A quest for features beyond the HD Ready status starts off with a disappointment: there’s no digital tuner. This initially seems odd on what otherwise appears to be a cutting edge TV until you realise that: a) if you want a digital tuner Toshiba has a version of the set, the 37WLT66, with one in; and b) not having a digital tuner lets Toshiba sell the 37WL66 for the best part of £300 less than its digital counterpart. In other words, the 37WL66 is there as a great money-saving option for people who already have a Sky or Freeview receiver box.



There’s some decent compensation for the lack of digital tuner, in any case, in the 37WL66’s provision of Toshiba’s Active Vision LCD picture processing system. As with rival systems found on the majority of other LCD TVs these days, Active Vision works across a range of picture elements, improving such things as motion, contrast, the amount of picture detail, and colours. Based on past experience, the only key thing that separates Active Vision LCD from many of its rivals is simply how good it is, so we’re hoping that trend will continue today.

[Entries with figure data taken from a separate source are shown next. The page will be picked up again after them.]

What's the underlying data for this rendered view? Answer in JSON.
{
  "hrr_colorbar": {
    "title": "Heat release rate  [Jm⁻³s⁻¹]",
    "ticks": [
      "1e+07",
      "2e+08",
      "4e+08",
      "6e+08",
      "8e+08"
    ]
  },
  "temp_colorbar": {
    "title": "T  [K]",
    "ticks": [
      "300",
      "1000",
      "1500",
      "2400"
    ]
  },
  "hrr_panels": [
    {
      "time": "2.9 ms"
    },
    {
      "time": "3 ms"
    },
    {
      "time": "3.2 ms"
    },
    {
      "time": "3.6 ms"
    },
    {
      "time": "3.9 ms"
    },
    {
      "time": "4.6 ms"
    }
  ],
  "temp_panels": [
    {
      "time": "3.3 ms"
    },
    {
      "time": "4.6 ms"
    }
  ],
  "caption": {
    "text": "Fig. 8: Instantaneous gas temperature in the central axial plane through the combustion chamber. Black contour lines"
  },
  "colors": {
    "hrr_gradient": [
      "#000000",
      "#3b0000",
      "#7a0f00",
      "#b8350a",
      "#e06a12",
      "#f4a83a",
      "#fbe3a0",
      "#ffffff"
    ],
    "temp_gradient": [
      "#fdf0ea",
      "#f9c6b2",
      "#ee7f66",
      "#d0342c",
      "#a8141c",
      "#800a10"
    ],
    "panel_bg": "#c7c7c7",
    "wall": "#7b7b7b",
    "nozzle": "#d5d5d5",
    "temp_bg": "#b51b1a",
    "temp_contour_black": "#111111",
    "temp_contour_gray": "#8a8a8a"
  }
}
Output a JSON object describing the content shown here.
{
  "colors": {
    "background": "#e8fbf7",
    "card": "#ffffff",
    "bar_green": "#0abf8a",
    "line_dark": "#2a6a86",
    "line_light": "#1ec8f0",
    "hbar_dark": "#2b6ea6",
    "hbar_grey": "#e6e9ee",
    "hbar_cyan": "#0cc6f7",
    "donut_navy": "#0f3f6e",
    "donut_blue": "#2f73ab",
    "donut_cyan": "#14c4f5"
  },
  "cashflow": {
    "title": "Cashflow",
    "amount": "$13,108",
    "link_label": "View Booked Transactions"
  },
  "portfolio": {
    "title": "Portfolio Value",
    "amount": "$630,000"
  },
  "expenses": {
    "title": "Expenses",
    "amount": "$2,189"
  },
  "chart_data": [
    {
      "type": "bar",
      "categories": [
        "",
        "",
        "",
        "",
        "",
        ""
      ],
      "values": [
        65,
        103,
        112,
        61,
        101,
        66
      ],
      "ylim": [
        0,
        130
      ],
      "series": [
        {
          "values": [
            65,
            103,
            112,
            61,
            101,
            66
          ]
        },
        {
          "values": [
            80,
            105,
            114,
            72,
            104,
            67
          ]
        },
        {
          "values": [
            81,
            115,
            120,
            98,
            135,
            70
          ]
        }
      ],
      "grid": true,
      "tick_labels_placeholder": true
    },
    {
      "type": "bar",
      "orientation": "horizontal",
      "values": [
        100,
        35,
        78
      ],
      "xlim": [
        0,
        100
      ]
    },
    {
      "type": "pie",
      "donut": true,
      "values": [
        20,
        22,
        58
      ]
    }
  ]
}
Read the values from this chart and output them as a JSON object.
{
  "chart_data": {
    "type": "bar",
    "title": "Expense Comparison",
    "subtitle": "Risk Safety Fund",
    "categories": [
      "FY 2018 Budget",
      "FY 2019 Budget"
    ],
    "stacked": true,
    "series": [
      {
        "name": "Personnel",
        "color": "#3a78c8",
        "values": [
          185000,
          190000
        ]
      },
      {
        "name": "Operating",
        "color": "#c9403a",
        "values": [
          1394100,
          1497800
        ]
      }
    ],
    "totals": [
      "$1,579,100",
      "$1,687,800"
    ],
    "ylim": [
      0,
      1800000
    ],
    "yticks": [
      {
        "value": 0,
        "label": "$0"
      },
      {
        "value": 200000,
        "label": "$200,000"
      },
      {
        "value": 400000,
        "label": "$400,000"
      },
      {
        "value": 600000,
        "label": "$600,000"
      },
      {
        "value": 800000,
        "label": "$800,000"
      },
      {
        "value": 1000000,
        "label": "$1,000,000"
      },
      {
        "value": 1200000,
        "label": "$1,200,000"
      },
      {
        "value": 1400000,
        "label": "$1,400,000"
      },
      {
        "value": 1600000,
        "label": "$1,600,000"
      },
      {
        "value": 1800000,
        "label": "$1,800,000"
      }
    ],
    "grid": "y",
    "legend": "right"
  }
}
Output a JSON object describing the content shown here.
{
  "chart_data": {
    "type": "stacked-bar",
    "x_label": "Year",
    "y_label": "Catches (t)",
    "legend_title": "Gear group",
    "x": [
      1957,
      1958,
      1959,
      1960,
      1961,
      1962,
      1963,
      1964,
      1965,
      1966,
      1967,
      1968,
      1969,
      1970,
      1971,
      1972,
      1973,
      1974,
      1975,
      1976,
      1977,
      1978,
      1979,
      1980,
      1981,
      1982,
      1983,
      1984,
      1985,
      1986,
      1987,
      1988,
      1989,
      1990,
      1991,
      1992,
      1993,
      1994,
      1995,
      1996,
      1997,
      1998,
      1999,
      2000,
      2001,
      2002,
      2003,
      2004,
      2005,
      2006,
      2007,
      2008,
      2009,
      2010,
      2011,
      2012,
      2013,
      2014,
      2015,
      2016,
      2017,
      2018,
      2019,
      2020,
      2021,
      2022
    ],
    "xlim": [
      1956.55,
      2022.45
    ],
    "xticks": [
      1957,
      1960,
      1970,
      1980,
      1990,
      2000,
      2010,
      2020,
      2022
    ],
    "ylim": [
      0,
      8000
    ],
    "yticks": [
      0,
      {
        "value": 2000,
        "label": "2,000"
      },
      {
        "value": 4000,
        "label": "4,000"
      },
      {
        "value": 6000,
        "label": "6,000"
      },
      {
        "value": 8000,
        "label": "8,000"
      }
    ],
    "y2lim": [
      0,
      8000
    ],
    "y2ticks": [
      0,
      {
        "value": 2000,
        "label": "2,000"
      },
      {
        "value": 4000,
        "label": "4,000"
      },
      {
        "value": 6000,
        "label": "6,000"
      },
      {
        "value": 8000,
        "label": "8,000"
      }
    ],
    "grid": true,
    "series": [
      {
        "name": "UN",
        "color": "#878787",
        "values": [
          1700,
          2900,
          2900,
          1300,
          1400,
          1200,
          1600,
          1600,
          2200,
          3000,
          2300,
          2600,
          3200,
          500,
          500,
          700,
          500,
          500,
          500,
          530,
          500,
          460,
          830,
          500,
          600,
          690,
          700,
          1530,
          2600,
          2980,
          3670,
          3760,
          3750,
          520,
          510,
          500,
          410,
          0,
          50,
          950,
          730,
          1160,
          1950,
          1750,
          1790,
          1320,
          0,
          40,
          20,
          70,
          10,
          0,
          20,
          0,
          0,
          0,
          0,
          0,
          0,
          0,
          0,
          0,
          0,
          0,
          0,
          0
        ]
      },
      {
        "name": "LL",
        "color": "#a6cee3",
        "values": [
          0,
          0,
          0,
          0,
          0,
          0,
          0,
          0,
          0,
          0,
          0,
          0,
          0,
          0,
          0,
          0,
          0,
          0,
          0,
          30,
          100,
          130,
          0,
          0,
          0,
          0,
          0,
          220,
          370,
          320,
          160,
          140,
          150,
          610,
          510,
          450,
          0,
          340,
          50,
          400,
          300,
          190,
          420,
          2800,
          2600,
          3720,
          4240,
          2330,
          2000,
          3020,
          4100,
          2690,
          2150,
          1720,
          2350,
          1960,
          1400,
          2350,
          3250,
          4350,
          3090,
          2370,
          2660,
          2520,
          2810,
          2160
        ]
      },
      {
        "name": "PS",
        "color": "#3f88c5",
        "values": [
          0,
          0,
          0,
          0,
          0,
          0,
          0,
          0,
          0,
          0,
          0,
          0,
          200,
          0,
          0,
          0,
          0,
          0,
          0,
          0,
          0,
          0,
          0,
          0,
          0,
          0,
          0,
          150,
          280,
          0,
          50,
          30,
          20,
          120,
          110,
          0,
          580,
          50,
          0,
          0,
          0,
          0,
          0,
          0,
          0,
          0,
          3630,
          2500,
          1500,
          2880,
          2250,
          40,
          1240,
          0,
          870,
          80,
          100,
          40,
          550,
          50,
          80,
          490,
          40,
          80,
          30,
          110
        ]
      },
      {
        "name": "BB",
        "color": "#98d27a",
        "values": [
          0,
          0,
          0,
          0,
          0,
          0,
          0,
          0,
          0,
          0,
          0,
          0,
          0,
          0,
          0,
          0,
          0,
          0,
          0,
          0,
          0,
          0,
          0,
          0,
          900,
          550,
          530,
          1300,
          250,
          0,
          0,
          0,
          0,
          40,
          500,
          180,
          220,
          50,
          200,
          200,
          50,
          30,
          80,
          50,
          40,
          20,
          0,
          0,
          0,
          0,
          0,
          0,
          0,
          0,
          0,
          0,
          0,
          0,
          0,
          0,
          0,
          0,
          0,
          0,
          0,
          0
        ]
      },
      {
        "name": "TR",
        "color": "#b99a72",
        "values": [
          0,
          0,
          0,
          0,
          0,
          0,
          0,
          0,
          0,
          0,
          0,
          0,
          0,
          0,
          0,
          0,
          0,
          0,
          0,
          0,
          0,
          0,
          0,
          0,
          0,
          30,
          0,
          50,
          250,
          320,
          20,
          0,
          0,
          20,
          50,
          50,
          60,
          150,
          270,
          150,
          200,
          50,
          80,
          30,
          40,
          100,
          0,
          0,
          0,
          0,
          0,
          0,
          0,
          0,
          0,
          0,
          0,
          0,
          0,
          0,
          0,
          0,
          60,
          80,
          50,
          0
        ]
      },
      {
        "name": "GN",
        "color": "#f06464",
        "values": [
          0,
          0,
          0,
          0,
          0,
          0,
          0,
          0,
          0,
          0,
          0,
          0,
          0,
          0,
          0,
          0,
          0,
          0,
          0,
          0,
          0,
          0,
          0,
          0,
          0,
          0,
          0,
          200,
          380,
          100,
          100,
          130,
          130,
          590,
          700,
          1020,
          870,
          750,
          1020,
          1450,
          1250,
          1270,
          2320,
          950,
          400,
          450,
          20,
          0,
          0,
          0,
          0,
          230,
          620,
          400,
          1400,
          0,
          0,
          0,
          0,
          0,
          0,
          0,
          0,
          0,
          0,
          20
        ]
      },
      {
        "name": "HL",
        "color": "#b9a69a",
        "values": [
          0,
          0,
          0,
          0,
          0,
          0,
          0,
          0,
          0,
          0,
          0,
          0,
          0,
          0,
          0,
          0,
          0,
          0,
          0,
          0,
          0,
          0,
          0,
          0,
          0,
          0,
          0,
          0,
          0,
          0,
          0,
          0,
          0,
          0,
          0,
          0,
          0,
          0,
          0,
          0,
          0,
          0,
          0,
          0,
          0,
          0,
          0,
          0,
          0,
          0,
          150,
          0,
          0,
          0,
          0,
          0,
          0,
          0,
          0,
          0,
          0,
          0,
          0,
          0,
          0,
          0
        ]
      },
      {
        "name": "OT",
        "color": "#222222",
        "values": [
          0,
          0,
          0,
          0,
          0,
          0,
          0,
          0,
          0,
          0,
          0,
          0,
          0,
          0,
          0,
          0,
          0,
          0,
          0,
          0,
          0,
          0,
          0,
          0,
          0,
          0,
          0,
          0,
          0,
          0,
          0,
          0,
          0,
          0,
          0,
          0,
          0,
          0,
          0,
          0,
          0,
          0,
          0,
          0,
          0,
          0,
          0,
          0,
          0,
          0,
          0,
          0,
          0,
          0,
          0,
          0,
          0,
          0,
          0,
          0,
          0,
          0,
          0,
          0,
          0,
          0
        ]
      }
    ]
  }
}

Features you can play with yourself from the onscreen menus are reasonably numerous. People wanting to double up the TV as a computer screen, for instance, will appreciate a 3D Colour Management tool that’s intended to readjust the core white balance and colour settings so that they’re more in tune with PC demands. And closet tinkerers might find themselves spending hours altering the hue, saturation and brightness levels of the red, green, blue, yellow, cyan and magenta colour elements via a Base Colour Adjustment system.